In September of 2016, California Governor Jerry Brown signed into law SB1322, the Commercial Sex Acts: Minors law and was scheduled to go into effect on January 1st. 2017. Somehow, this was widely ignored by the public until late December of 2016. Right wing media has had a field day with this law, saying that California just legalized underage prostitution, and left wing media has defended the law. The facts are, both sides have a valid argument.
Let’s start with the basic text of SB1322.
Anyone “who solicits or who agrees to engage in or who engages in any act of prostitution.
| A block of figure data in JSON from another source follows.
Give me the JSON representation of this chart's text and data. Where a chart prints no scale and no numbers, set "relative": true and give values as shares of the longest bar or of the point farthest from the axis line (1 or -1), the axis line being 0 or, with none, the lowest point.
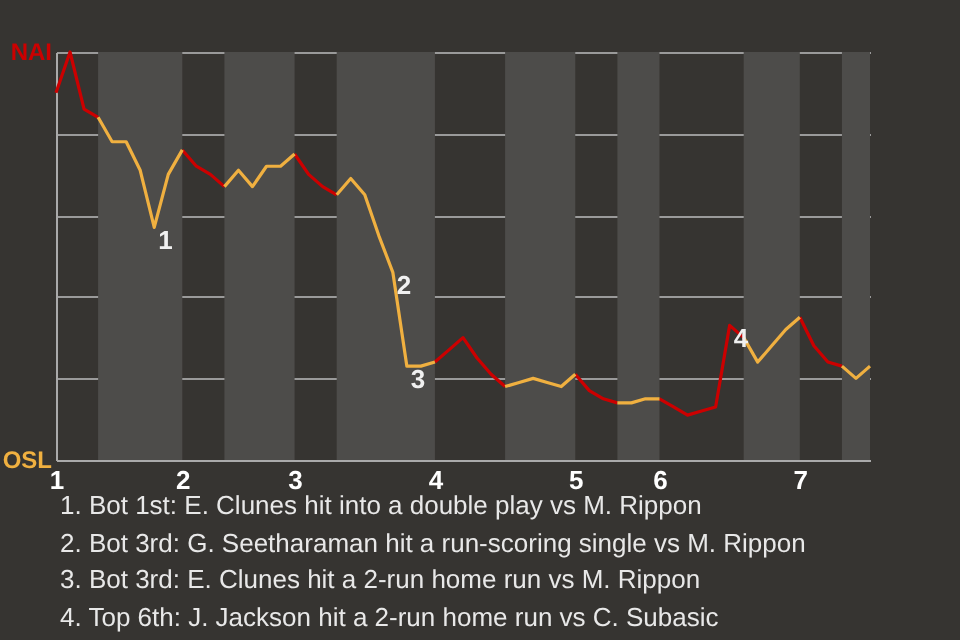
{
  "chart_data": {
    "type": "line",
    "relative": true,
    "categories": [
      "1",
      null,
      null,
      null,
      null,
      null,
      null,
      null,
      null,
      "2",
      null,
      null,
      null,
      null,
      null,
      null,
      null,
      "3",
      null,
      null,
      null,
      null,
      null,
      null,
      null,
      null,
      null,
      "4",
      null,
      null,
      null,
      null,
      null,
      null,
      null,
      null,
      null,
      "5",
      null,
      null,
      null,
      null,
      null,
      "6",
      null,
      null,
      null,
      null,
      null,
      null,
      null,
      null,
      null,
      "7",
      null,
      null,
      null,
      null,
      null
    ],
    "series": [
      {
        "name": "NAI",
        "color": "#cc0000",
        "values": [
          0.9,
          1,
          0.86,
          0.84,
          null,
          null,
          null,
          null,
          null,
          0.76,
          0.72,
          0.7,
          0.67,
          null,
          null,
          null,
          null,
          0.75,
          0.7,
          0.67,
          0.65,
          null,
          null,
          null,
          null,
          null,
          null,
          0.24,
          0.27,
          0.3,
          0.25,
          0.21,
          0.18,
          null,
          null,
          null,
          null,
          0.21,
          0.17,
          0.15,
          0.14,
          null,
          null,
          0.15,
          0.13,
          0.11,
          0.12,
          0.13,
          0.33,
          0.3,
          null,
          null,
          null,
          0.35,
          0.28,
          0.24,
          0.23,
          null,
          null
        ]
      },
      {
        "name": "OSL",
        "color": "#f0b040",
        "values": [
          null,
          null,
          null,
          0.84,
          0.78,
          0.78,
          0.71,
          0.57,
          0.7,
          0.76,
          null,
          null,
          0.67,
          0.71,
          0.67,
          0.72,
          0.72,
          0.75,
          null,
          null,
          0.65,
          0.69,
          0.65,
          0.55,
          0.46,
          0.23,
          0.23,
          0.24,
          null,
          null,
          null,
          null,
          0.18,
          0.19,
          0.2,
          0.19,
          0.18,
          0.21,
          null,
          null,
          0.14,
          0.14,
          0.15,
          0.15,
          null,
          null,
          null,
          null,
          null,
          0.3,
          0.24,
          0.28,
          0.32,
          0.35,
          null,
          null,
          0.23,
          0.2,
          0.23
        ]
      }
    ],
    "grid": "y",
    "annotations": [
      {
        "text": "1",
        "y": 0.57
      },
      {
        "text": "2",
        "y": 0.46
      },
      {
        "text": "3",
        "y": 0.23
      },
      {
        "text": "4",
        "y": 0.33
      },
      "1. Bot 1st: E. Clunes hit into a double play vs M. Rippon",
      "2. Bot 3rd: G. Seetharaman hit a run-scoring single vs M. Rippon",
      "3. Bot 3rd: E. Clunes hit a 2-run home run vs M. Rippon",
      "4. Top 6th: J. Jackson hit a 2-run home run vs C. Subasic"
    ]
  }
}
A person agrees to engage in an act of prostitution when, with specific intent to so engage, he or she manifests an acceptance of an offer or solicitation to so engage, regardless of whether the offer or solicitation was made by a person who also possessed the specific intent to engage in prostitution.” However, “this subdivision does not apply to a child under 18 years of age who is alleged to have engaged in conduct to receive money or other consideration that would, if committed by an adult, violate this subdivision. A commercially exploited child under this paragraph may be adjudged a dependent child of the court pursuant to paragraph (2) of subdivision (b) of Section 300 of the Welfare and Institutions Code and may be taken into temporary custody pursuant to subdivision (a) of Section 305 of the Welfare and Institutions Code, if the conditions allowing temporary custody without warrant are met.”
Read the full text of the law HERE
To put it more plainly, the law has been set up so the victims of child sex trafficking, which is big business for illegals and Mexican cartels, will no longer be arrested or prosecuted as a prostitute. Instead, they will be taken into custody by the police, under the authority of section 305 of the Welfare and Institutions Code.
Section 305 of the Welfare and Institutions Code reads:
“Any peace officer may, without a warrant, take into temporary custody a minor:
(a) When the officer has reasonable cause for believing that the minor is a person described in Section 300, and, in addition, that the minor has an immediate need for medical care, or the minor is in immediate danger of physical or sexual abuse, or the physical environment or the fact that the child is left unattended poses an immediate threat to the child’s health or safety. In cases in which the child is left unattended, the peace officer shall first attempt to contact the child’s parent or guardian to determine if the parent or guardian is able to assume custody of the child. If the parent or guardian cannot be contacted, the peace officer shall notify a social worker in the county welfare department to assume custody of the child.”
Read the full text of section 305 HERE
While the possibility of ending up in state custody, orphanage or a foster home doesn’t sound incredibly pleasing to most, a child that has been kidnapped and forced into prostitution may think it’s paradise. Any way you put it, SB1322 and section 305 of the Welfare and Institutions Code gets the child off the street and out of the hands of the trafficker or pimp. Added to that, by passing SB1322, a trafficked minor who would have been charged and probably convicted of prostitution previously, will now not have the burden of having that charge and/or conviction on their criminal record. Those are the facts about SB1322.
So did California “legalize” child prostitution? Well, sort of. While prostitution is still illegal in California, SB1322 recognizes that a child that is forced into prostitution should not be charged or convicted for it. However, the John and pimp will be. On the other hand, if a minor can not be arrested for prostitution, in a way, one could say that the state “legalized” it.
Saying that California “legalized” underage prostitution, paints a picture of it now being legal to put a child/minor on the street with the intent of selling them for sex, and that’s just not the case. That is still 100% illegal, arrestable and punishable.
Could there be unforeseen side effects to this law? Sure. It does nothing to stop child trafficking or prostitution. Even if it did, criminals do not follow laws, so it would do virtually nothing to stop those things anyway.
Assemblyman Travis Allen (R-Huntington Beach) wrote an op-ed of the “unintended but predictable consequence of how the real villains — pimps and other traffickers in human misery — will respond to this new law.” He says that while “pimping and pandering will still be against the law,” SB 1332 “will only incentivize the increased exploitation of underage girls.” Allen goes on to state, “Unfortunately, the reality is that the legalization of underage prostitution suffers from the fatal defect endemic to progressive-left policymaking: it ignores experience, common sense and most of all human nature — especially its darker side.”
However, Allen also says he is in favor of having police officers take child prostitutes into custody, in order to help these young victims escape their abusive “pimps.” He also writes, “minors involved in prostitution are clearly victims, and allowing our law enforcement officers to pick these minors up and get them away from their pimps and into custody is a dramatically better solution than making it legal for them to sell themselves for sex.” This is under the assumption that there are minors out there willingly prostituting themselves out, which, because it has been decriminalized, could happen. Remember, SB1322 covers all minors, this even means 17-year-olds. Kids as young as 12 and 13 years old are in gangs these days, so the possibility exists that a 16 or 17-year-old girl could sell themselves for sex.
This article is not here to convince you that SB1322 is good or bad, it is strictly to give you the facts of the law and the possible side effects, so you can make an informed decision for yourself.